Jake Caldwell Thrillers Page 4
As he crested the hill, all three blocks of downtown Warsaw rose up. Hole in the wall restaurants, corner bars, and the small-town standards of an attorney, drug store and bank. A side street dipped toward the lake, empty trailers perched on the asphalt while the boats flashed back and forth on the water.
The road declined past a muffler shop, and squatty houses cropped up on either side, alternating between well maintained and borderline abandoned. He wheeled to the right at a fork and the ranch houses gave way to a used car lot, gas stations and a strip mall housing half a dozen businesses. The old Pizza Hut still operated in a bowl below the road. He’d managed to work there for a brief three days before the old man came in drunk looking for free pizza. When he didn’t get any, Stony broke a stack of plates along with the jaw of the store manager who promptly fired Jake through a mouthful of bloody teeth.
Jake rolled down the window to evacuate the memory and gunned the truck south to the White Branch exit. He stopped at the T-junction across from the Headwaters Motel looking down the hill to some of Dad’s favorite watering holes. Memories flashed like lightning—his first kiss, his first slug of Jack Daniels in misty rain, the first time he found the value of a pool cue as both a money-making tool and a weapon. The Roadhouse Bar where he learned in a muddy parking lot how much pain he could both dish out and endure.
He turned right heading past the Lake Hills Motel and the high school where Jake met the only girl he ever loved. After a series of twists and turns, Poor Boy Road lay ahead. Stony said someone named the road after a combination gas station liquor store ran by Howard and Madge Gardner in the fifties called Poor Boy Store. A Poor Boy Garage came and went next door, ran by one of his dad’s drinking buddies. Jake guessed the name just stuck.
He turned, cruising slowly all the way to Turkey Creek Cemetery where generations of Ozark families were buried. He stopped at the entrance to the tiny cemetery, waiting for some feeling, any feeling to take hold. Instead, stone-cold silence. He drove through the empty lot and parked by the gate. As he climbed out the truck, a flash of brown nabbed his attention across the road. A beautiful auburn horse with a jagged white splotch on its forehead focused bowling-ball eyes on Jake over the top of a white fence. Nicky loved horses.
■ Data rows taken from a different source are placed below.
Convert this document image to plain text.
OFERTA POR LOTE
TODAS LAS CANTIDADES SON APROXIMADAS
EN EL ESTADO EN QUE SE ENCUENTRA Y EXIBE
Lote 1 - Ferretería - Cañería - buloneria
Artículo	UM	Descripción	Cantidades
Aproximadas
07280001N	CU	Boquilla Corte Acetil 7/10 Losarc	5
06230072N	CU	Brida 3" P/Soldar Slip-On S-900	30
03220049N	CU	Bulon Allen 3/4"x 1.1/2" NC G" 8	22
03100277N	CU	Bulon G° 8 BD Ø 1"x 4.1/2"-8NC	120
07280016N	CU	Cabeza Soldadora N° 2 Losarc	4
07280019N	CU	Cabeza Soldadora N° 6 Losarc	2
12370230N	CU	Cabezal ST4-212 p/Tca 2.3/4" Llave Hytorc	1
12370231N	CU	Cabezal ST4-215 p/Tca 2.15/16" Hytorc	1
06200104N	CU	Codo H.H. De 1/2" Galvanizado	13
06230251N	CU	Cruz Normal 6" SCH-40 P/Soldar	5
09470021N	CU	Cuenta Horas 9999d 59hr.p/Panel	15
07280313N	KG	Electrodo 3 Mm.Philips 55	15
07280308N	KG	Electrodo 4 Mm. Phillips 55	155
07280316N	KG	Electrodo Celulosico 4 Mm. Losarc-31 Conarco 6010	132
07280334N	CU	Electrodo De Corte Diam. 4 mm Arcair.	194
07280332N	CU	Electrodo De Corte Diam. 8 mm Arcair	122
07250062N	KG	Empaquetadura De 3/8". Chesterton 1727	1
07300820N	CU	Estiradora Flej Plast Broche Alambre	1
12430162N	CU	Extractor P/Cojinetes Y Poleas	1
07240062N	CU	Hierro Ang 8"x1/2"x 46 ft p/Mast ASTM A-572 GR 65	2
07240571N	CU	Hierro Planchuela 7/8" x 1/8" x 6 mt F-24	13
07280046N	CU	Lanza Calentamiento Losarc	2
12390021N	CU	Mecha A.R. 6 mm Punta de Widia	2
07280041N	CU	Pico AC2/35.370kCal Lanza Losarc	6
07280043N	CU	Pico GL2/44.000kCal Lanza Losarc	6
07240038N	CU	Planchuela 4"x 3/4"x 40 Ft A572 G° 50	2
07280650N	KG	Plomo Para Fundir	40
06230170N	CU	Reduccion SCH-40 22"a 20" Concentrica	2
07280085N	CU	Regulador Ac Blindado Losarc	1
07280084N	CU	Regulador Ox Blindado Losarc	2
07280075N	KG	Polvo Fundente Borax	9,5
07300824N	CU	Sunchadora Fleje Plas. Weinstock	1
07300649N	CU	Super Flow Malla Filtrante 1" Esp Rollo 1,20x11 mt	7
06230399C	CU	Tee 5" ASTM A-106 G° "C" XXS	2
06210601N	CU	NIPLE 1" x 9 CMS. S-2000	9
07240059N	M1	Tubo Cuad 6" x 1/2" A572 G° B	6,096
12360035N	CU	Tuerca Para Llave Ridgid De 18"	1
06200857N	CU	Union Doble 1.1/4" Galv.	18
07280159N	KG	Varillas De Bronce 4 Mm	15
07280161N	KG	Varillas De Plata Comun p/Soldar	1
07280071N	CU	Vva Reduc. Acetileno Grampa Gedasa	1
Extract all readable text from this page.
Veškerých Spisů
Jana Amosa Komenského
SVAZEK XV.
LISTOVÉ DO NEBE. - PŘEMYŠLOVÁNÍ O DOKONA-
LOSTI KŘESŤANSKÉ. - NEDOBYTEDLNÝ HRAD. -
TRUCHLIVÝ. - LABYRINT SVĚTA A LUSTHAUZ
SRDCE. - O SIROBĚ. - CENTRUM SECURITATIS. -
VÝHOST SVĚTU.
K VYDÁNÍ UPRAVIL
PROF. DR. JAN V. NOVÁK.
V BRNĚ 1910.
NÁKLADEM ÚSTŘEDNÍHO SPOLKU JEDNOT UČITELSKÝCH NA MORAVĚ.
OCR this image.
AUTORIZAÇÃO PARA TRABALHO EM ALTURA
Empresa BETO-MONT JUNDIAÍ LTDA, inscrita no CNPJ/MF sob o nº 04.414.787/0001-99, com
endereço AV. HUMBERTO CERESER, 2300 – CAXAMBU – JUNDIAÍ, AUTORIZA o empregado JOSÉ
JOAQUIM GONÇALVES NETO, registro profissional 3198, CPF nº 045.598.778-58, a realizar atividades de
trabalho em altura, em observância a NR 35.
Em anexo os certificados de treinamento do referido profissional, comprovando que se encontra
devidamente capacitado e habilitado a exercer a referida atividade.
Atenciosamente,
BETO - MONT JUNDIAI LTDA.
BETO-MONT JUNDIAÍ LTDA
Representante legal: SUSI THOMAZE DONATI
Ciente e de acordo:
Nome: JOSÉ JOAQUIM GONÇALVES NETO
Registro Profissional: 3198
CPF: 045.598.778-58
Jake plodded through the gate and down the cracked, asphalt pathway. Ancient, pitted cemetery headstones mixed in with freshly covered graves. Born in 1827, died in 1866. Born in 1979, died in 2013. Side by side, the recent and the historic. Generations of families laying together forever.
Jake walked a hundred yards to the back of the cemetery before stepping off the path through the mix of grass and thistles, past headstones gaudy and plain. He stopped before the simple black, granite tombstone of Margaret Anne Caldwell—died June 5, 1985. Nicky was ten, Jake eight and Janey five when their mother dropped dead of a heart attack in the family kitchen while making dinner. He didn’t remember much of her. Just a haze of a long-haired woman who loved him.
Next to her marker was another that brought a flood of memories, not hazy this time but high-definition sharp. Flashes of laughs and screams, fists and fights. Tears burned inside Jake’s face, aching to be released. He choked back the pain. Caldwells didn’t cry. Heading back toward the truck, the plain, black, block letters etched into a generic, white granite marker burned in his retinas. Nicholas Caldwell. Born November 3, 1975. Died February 7, 2012.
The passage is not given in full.